Making coffee to a group of designers/architects always proved to be challenging. Never mind the personal taste they each had of how to drink their coffee, but you couldn't even pour it into the mugs lined up, everyone switched them up.
It was almost ritual like -- one would come to the mugs lined up on the countertop, pick the mug up turn it 15 degrees left, then right, then look at the bottom of the mug, only then would one hold it with both hands, and if it felt like the right fit for that day -- you were able to pour the coffee into the mug. I can not make this stuff up.

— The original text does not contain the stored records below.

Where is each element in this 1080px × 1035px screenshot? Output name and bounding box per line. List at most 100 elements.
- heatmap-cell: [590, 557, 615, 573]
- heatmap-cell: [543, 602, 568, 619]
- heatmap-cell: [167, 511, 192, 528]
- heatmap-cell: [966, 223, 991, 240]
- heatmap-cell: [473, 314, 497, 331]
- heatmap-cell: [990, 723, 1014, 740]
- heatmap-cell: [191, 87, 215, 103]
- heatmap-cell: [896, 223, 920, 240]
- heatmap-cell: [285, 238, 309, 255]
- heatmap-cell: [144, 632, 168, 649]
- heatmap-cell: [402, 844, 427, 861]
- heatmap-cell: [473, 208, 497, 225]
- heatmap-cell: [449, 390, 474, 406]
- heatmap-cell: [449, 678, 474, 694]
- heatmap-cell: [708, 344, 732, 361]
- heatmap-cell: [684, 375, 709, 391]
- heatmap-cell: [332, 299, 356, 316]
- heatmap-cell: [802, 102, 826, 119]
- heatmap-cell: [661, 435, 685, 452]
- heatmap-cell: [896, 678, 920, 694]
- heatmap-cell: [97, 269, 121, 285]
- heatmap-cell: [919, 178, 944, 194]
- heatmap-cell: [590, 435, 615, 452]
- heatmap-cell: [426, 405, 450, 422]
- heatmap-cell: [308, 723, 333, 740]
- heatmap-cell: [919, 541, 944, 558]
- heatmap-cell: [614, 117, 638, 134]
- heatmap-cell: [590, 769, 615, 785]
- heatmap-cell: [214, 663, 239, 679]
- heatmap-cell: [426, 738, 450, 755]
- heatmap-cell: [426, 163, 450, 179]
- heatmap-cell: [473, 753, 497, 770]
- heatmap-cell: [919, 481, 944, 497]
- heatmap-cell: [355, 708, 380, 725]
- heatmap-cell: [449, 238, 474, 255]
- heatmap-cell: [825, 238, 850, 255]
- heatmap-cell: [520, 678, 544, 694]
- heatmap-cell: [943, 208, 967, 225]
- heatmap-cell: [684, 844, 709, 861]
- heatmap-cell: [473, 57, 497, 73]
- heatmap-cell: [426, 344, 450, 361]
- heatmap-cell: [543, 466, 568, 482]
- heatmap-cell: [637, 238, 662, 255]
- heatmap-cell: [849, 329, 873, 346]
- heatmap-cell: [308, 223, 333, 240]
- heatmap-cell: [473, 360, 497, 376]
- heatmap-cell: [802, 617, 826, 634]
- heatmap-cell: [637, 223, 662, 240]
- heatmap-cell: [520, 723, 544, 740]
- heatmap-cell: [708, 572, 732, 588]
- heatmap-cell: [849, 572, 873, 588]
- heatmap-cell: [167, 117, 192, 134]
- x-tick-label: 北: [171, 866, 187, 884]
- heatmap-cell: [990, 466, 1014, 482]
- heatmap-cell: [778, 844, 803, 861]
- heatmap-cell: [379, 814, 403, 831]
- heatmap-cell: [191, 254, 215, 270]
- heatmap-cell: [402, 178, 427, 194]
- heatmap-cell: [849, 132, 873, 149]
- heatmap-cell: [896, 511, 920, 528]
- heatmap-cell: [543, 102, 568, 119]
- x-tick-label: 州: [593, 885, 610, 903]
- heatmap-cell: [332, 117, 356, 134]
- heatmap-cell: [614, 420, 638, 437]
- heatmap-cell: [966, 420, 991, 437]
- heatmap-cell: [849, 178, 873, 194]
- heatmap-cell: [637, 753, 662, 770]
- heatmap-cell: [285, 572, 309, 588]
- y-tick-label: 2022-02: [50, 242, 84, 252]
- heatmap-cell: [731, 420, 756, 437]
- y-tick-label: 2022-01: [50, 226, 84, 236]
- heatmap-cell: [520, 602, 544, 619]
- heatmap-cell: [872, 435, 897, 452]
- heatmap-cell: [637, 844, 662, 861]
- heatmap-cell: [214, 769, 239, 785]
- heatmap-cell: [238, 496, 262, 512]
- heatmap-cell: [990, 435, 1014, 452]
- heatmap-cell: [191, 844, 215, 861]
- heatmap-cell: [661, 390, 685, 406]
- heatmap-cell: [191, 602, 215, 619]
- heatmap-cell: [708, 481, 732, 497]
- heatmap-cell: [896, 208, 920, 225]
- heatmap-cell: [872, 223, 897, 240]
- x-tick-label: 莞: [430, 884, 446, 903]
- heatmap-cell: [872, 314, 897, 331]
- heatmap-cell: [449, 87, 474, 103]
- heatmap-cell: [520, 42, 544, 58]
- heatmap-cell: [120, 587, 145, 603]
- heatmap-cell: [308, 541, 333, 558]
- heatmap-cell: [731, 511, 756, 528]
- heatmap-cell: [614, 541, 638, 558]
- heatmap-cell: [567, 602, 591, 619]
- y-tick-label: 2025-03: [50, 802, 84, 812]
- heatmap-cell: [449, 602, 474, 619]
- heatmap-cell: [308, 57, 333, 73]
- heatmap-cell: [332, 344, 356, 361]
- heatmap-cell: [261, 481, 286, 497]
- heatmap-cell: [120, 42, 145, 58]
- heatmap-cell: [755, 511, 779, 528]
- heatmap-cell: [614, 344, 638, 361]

In the last few years more and more tactile biofeedback giving elements of our lives are disappearing. From the click-click-click of the typing machine to a touch screen, from turning a key to operate a car to pushing a button. It's almost like we are losing the ability to feel what we are supposed to do, that we are unlearning our brain to be able to decipher nuance of touch, a very primal part of our being. Some will claim this is part of evolution that it's not as bad as I think it is. But to me any ability we use to read our environment that is lost, is a shame. Any person who suffers from arthritis will attest that loss of sensation is almost like a phantom pain.
Our society is suffering from this ability to feel contact. Though there are many trends of ergonomic seating, stand up desks, and special handles, they are already being built with the mindset of losing touch, not retaining it.
In her book Sensation - the new science of physical intelligence, author Thelma Lobel describes how these moments of physical contact with everyday things, like drinking warm coffee before entering an important job interview, or switching on a light switch can trigger different sensations and spark new ideas and feelings.
I'm not against moving forward while we make easy tabs available for toy manufacturers, but just being mindful that we also need to be conscious of the "touch free" environments we sometimes crave and create and what it must be doing to our soul.